Abstract

The increasing number and size of detrital geochronology data sets offer new opportunities for increased accuracy and resolution of sediment routing models. However, the new opportunities come coupled with challenges in large data integration and visualization. We address these challenges by outlining two novel approaches that aid in analyzing and interpreting large detrital geochronology data sets: (1) combination of bottom-up and top-down detrital zircon source modeling, and (2) sediment provenance mapping. Combining source-modeling methods provides guidance in identifying empirical detrital zircon sources and determining source proportions. Provenance mapping integrates source proportions from modeling results and complimentary geologic data (e.g., paleocurrents, paleogeography, and stratal thickness maps) to extrapolate provenance information through areas with sparse or ambiguous data, thus mitigating issues of data distribution heterogeneity. Sediment provenance maps also provide a synoptic view of data that, along with detrital zircon source modeling, aids in circumventing lengthy descriptions of individual age modes for data sets containing hundreds of samples, which can obscure underlying trends in the data. We apply this approach to late Paleozoic−early Mesozoic strata, using 329 published and new U-Pb detrital zircon samples, and document five sediment-routing episodes in the core zone of intraplate deformation in western Laurentia (i.e., the Ancestral Rocky Mountains (ARM)).

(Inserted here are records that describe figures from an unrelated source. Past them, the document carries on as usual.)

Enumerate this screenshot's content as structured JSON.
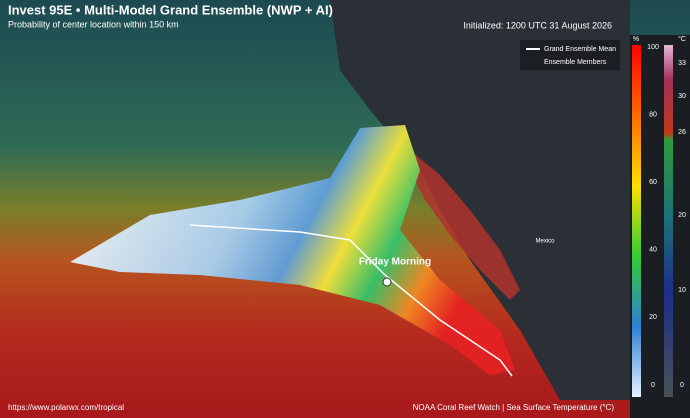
{
  "header": {
    "title": "Invest 95E • Multi-Model Grand Ensemble (NWP + AI)",
    "subtitle": "Probability of center location within 150 km",
    "initialized": "Initialized: 1200 UTC 31 August 2026"
  },
  "legend": {
    "items": [
      "Grand Ensemble Mean",
      "Ensemble Members"
    ]
  },
  "map_labels": {
    "annotation": "Friday Morning",
    "country": "Mexico"
  },
  "probability_colorbar": {
    "unit": "%",
    "ticks": [
      100,
      80,
      60,
      40,
      20,
      0
    ]
  },
  "sst_colorbar": {
    "unit": "°C",
    "ticks": [
      33,
      30,
      26,
      20,
      10,
      0
    ]
  },
  "footer": {
    "url": "https://www.polarwx.com/tropical",
    "source": "NOAA Coral Reef Watch | Sea Surface Temperature (°C)"
  }
}
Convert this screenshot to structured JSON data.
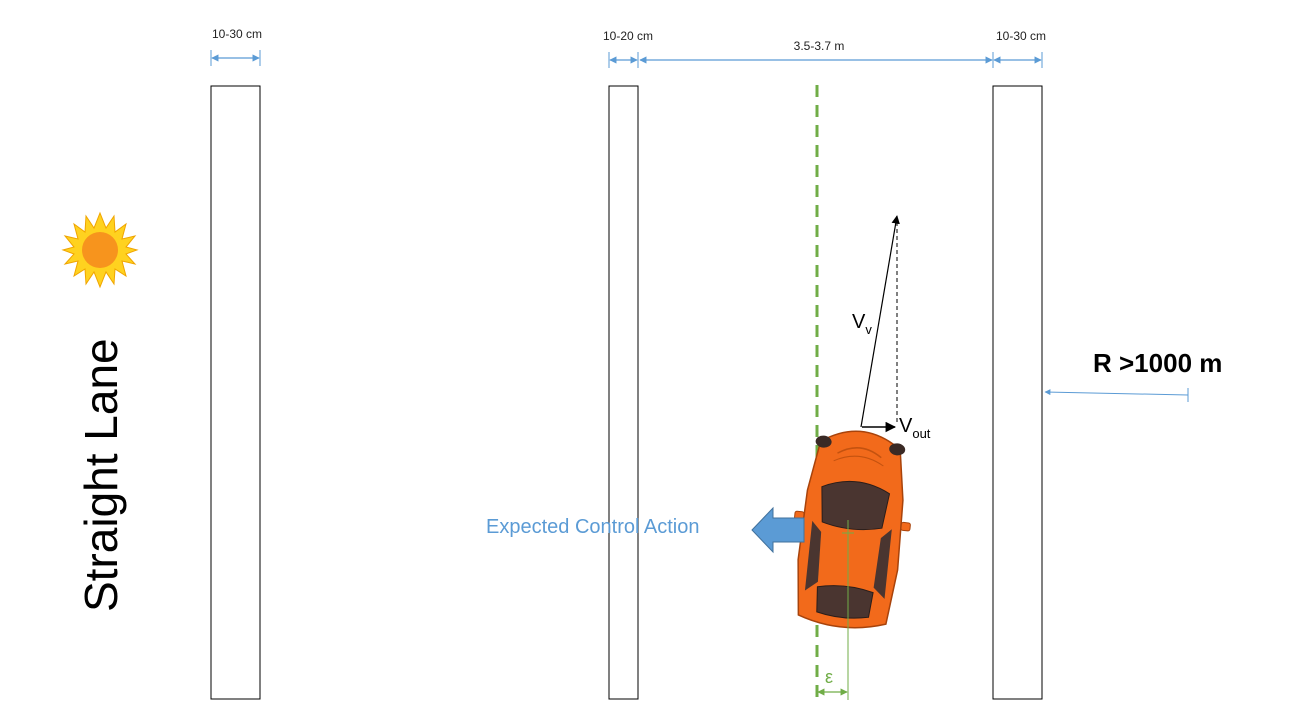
{
  "title": "Straight Lane",
  "dimensions": {
    "left_line_width": "10-30 cm",
    "center_line_width": "10-20 cm",
    "lane_width": "3.5-3.7 m",
    "right_line_width": "10-30 cm"
  },
  "radius_label": "R >1000 m",
  "vectors": {
    "vehicle_velocity": "V",
    "vehicle_velocity_sub": "v",
    "lateral_velocity": "V",
    "lateral_velocity_sub": "out"
  },
  "control_action_label": "Expected Control Action",
  "offset_symbol": "ε",
  "icons": {
    "sun": "sun-icon",
    "car": "car-icon",
    "arrow": "left-arrow-icon"
  },
  "colors": {
    "dimension_blue": "#5b9bd5",
    "centerline_green": "#70ad47",
    "car_orange": "#f26a1b",
    "sun_yellow": "#ffd21f",
    "sun_core": "#f7941d"
  }
}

The transitions between these episodes are defined by changes in sediment source distribution, which are illustrated by provenance maps that show (1) the degree and extent of ARM basin isolation from transcontinental sediment sources and (2) ARM-driven changes in transcontinental sediment routing systems. We map possible sediment pathways of distally derived sediment around the ARM core, illustrating that ARM uplifts diverted transcontinental systems around areas of intense intraplate deformation. Further, the evolution of sediment routing in western Laurentia before, during, and after ARM deformation provides an example of the interaction between transcontinental sediment routing and intraplate deformation.